Depression and anxiety are highly prevalent in rheumatoid arthritis (RA) patients, with a recent meta-analysis reporting a 16.8% prevalence of depression, diagnosed via clinical interview. There is evidence to suggest a downstream relationship between distress and disease outcomes, with depression increasing pain and disease activity and decreasing short- and long-term treatment efficacy in RA.
Findings from a recent study published in the journal Rheumatology revealed that baseline and persistent symptoms of depression/anxiety predict several subjective and objective rheumatological outcome measures.
To examine the longitudinal impact of symptoms of depression/anxiety on treatment response, long-term disease activity and physical disability in RA, in a study entitled “Symptoms of depression and anxiety predict treatment response and long-term physical health outcomes in rheumatoid arthritis: secondary analysis of a randomized controlled trial”, Faith Matcham from the Department of Psychological Medicine, Institute of Psychiatry, King’s College London in the United Kingdom and colleagues, performed a secondary analysis of an existing randomized controlled trial in patients with early RA.
The researchers assessed three interrelated hypotheses: more symptoms of depression and anxiety at baseline status will predict increased Disease Activity Score (DAS-28) and Health Assessment Questionnaire (HAQ) outcomes (two RA calculators) over a 2-year follow-up period; patients with persistent symptoms of depression and anxiety will show increased DAS-28 and HAQ outcomes over a 2-year follow-up period when compared to patients without such symptoms; depression and anxiety symptoms at baseline will be associated with restricted treatment response to glucocorticoid treatment, measured via HAQ and the DAS-28.

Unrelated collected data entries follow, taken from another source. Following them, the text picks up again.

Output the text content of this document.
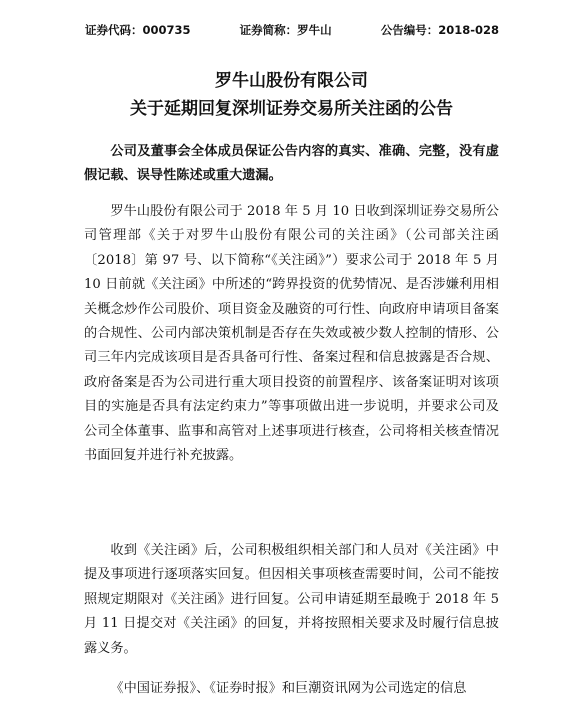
证券代码：000735	证券简称：罗牛山	公告编号：2018-028
罗牛山股份有限公司
关于延期回复深圳证券交易所关注函的公告
公司及董事会全体成员保证公告内容的真实、准确、完整，没有虚假记载、误导性陈述或重大遗漏。

罗牛山股份有限公司于 2018 年 5 月 10 日收到深圳证券交易所公司管理部《关于对罗牛山股份有限公司的关注函》（公司部关注函〔2018〕第 97 号、以下简称“《关注函》”）要求公司于 2018 年 5 月 10 日前就《关注函》中所述的“跨界投资的优势情况、是否涉嫌利用相关概念炒作公司股价、项目资金及融资的可行性、向政府申请项目备案的合规性、公司内部决策机制是否存在失效或被少数人控制的情形、公司三年内完成该项目是否具备可行性、备案过程和信息披露是否合规、政府备案是否为公司进行重大项目投资的前置程序、该备案证明对该项目的实施是否具有法定约束力”等事项做出进一步说明，并要求公司及公司全体董事、监事和高管对上述事项进行核查，公司将相关核查情况书面回复并进行补充披露。

收到《关注函》后，公司积极组织相关部门和人员对《关注函》中提及事项进行逐项落实回复。但因相关事项核查需要时间，公司不能按照规定期限对《关注函》进行回复。公司申请延期至最晚于 2018 年 5 月 11 日提交对《关注函》的回复，并将按照相关要求及时履行信息披露义务。

《中国证券报》、《证券时报》和巨潮资讯网为公司选定的信息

Results revealed that in a population of 379 patients, early RA baseline depression/anxiety symptoms were associated with increased DAS-28 outcomes and increased tender joint counts. There was also an association between persistent depression/anxiety symptoms and increased DAS-28 scores, HAQ scores, tender joint counts and patient global assessment of disease activity, and reduced odds of reaching clinical remission. Furthermore, patients with symptoms of depression/anxiety at baseline had a 50% reduction in prednisolone treatment effect, compared to patients with no symptoms of depression/anxiety at baseline.
Based on these results the team suggests that measuring depression/anxiety is an easily collected and significant psychomarker of rheumatological outcome. Given the high frequency of depression/anxiety in this population the researchers warrant the need to identify and treat depression/anxiety as part of routine care, in line with the NICE guidelines. The authors further suggest the need for randomized controlled trials examinations to understand whether the treatment of depression/anxiety in RA impacts physical health outcomes.